I’d move JR RHP Parker Dunshee to the top of the 2016 Demon Deacons (pitching) draft class (co-headlining with Kelly now that we’re cool again) because I think he has the stuff to potentially keep starting as a pro if he can improve his control and keep making strides with his low-80s change, but there’s something about rSO RHP Chris Farish that I keep coming back to. Maybe it’s his size (6-4, 210), maybe it’s his fastball (88-93, mid-90s peak), or maybe it’s the fact he he’s still largely a blank slate that hasn’t yet had the chance to experience the tough times that come with pitching in a major college conference, but I think he’s got a real chance to wind up the highest drafted pitcher off this staff come June. So that’s three co-headliners that I’m too dumb to separate beyond saying “hey, they’re all pretty promising!” I think I can live with that in January. JR RHP Connor Johnstone (coming off an ugly sophomore season, but with a nice fastball and good change) and JR RHP John McCarren (another nice fastball at 88-92) could factor into the draft mix as well.

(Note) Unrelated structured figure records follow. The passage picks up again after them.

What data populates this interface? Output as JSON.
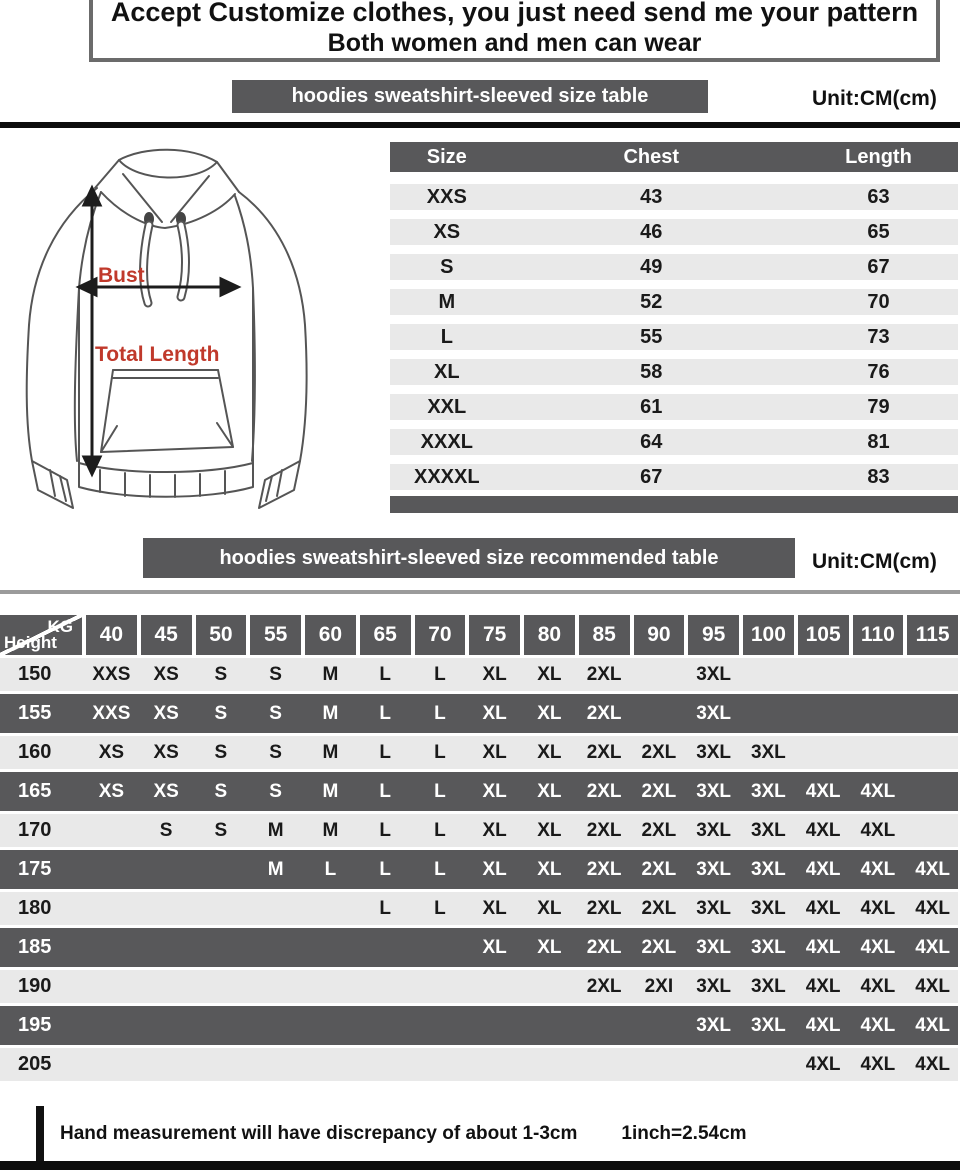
{
  "header": {
    "line1": "Accept Customize clothes, you just need send me your pattern",
    "line2": "Both women and men can wear"
  },
  "size_table": {
    "title": "hoodies sweatshirt-sleeved size  table",
    "unit": "Unit:CM(cm)",
    "columns": [
      "Size",
      "Chest",
      "Length"
    ],
    "rows": [
      [
        "XXS",
        "43",
        "63"
      ],
      [
        "XS",
        "46",
        "65"
      ],
      [
        "S",
        "49",
        "67"
      ],
      [
        "M",
        "52",
        "70"
      ],
      [
        "L",
        "55",
        "73"
      ],
      [
        "XL",
        "58",
        "76"
      ],
      [
        "XXL",
        "61",
        "79"
      ],
      [
        "XXXL",
        "64",
        "81"
      ],
      [
        "XXXXL",
        "67",
        "83"
      ]
    ]
  },
  "diagram": {
    "bust_label": "Bust",
    "total_length_label": "Total Length"
  },
  "recommended_table": {
    "title": "hoodies sweatshirt-sleeved size recommended table",
    "unit": "Unit:CM(cm)",
    "corner_top": "KG",
    "corner_bottom": "Height",
    "weight_columns": [
      "40",
      "45",
      "50",
      "55",
      "60",
      "65",
      "70",
      "75",
      "80",
      "85",
      "90",
      "95",
      "100",
      "105",
      "110",
      "115"
    ],
    "rows": [
      {
        "height": "150",
        "values": [
          "XXS",
          "XS",
          "S",
          "S",
          "M",
          "L",
          "L",
          "XL",
          "XL",
          "2XL",
          "",
          "3XL",
          "",
          "",
          "",
          ""
        ]
      },
      {
        "height": "155",
        "values": [
          "XXS",
          "XS",
          "S",
          "S",
          "M",
          "L",
          "L",
          "XL",
          "XL",
          "2XL",
          "",
          "3XL",
          "",
          "",
          "",
          ""
        ]
      },
      {
        "height": "160",
        "values": [
          "XS",
          "XS",
          "S",
          "S",
          "M",
          "L",
          "L",
          "XL",
          "XL",
          "2XL",
          "2XL",
          "3XL",
          "3XL",
          "",
          "",
          ""
        ]
      },
      {
        "height": "165",
        "values": [
          "XS",
          "XS",
          "S",
          "S",
          "M",
          "L",
          "L",
          "XL",
          "XL",
          "2XL",
          "2XL",
          "3XL",
          "3XL",
          "4XL",
          "4XL",
          ""
        ]
      },
      {
        "height": "170",
        "values": [
          "",
          "S",
          "S",
          "M",
          "M",
          "L",
          "L",
          "XL",
          "XL",
          "2XL",
          "2XL",
          "3XL",
          "3XL",
          "4XL",
          "4XL",
          ""
        ]
      },
      {
        "height": "175",
        "values": [
          "",
          "",
          "",
          "M",
          "L",
          "L",
          "L",
          "XL",
          "XL",
          "2XL",
          "2XL",
          "3XL",
          "3XL",
          "4XL",
          "4XL",
          "4XL"
        ]
      },
      {
        "height": "180",
        "values": [
          "",
          "",
          "",
          "",
          "",
          "L",
          "L",
          "XL",
          "XL",
          "2XL",
          "2XL",
          "3XL",
          "3XL",
          "4XL",
          "4XL",
          "4XL"
        ]
      },
      {
        "height": "185",
        "values": [
          "",
          "",
          "",
          "",
          "",
          "",
          "",
          "XL",
          "XL",
          "2XL",
          "2XL",
          "3XL",
          "3XL",
          "4XL",
          "4XL",
          "4XL"
        ]
      },
      {
        "height": "190",
        "values": [
          "",
          "",
          "",
          "",
          "",
          "",
          "",
          "",
          "",
          "2XL",
          "2XI",
          "3XL",
          "3XL",
          "4XL",
          "4XL",
          "4XL"
        ]
      },
      {
        "height": "195",
        "values": [
          "",
          "",
          "",
          "",
          "",
          "",
          "",
          "",
          "",
          "",
          "",
          "3XL",
          "3XL",
          "4XL",
          "4XL",
          "4XL"
        ]
      },
      {
        "height": "205",
        "values": [
          "",
          "",
          "",
          "",
          "",
          "",
          "",
          "",
          "",
          "",
          "",
          "",
          "",
          "4XL",
          "4XL",
          "4XL"
        ]
      }
    ]
  },
  "footer": {
    "note": "Hand measurement will have discrepancy of about  1-3cm",
    "conversion": "1inch=2.54cm"
  },
  "colors": {
    "dark_gray": "#58585a",
    "light_row": "#e9e9e9",
    "red_label": "#c0392b",
    "black_bar": "#0d0d0d"
  }
}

As a program, Wake Forest is in pretty good shape. I actually don’t know if that’s true or not, but from a selfish draft perspective it certainly looks that way. You’ve got Craig/Mondou this year, SO OF Stuart Fairchild (an all-caps FAVORITE already) next year, and FR 3B/SS John Aiello for 2018. I know I’m higher on Craig than most, plus making long-term predictions about future classes almost always ends ugly, but this year’s Wake Forest team could have three potential first round caliber hitters in the regular lineup. Not bad.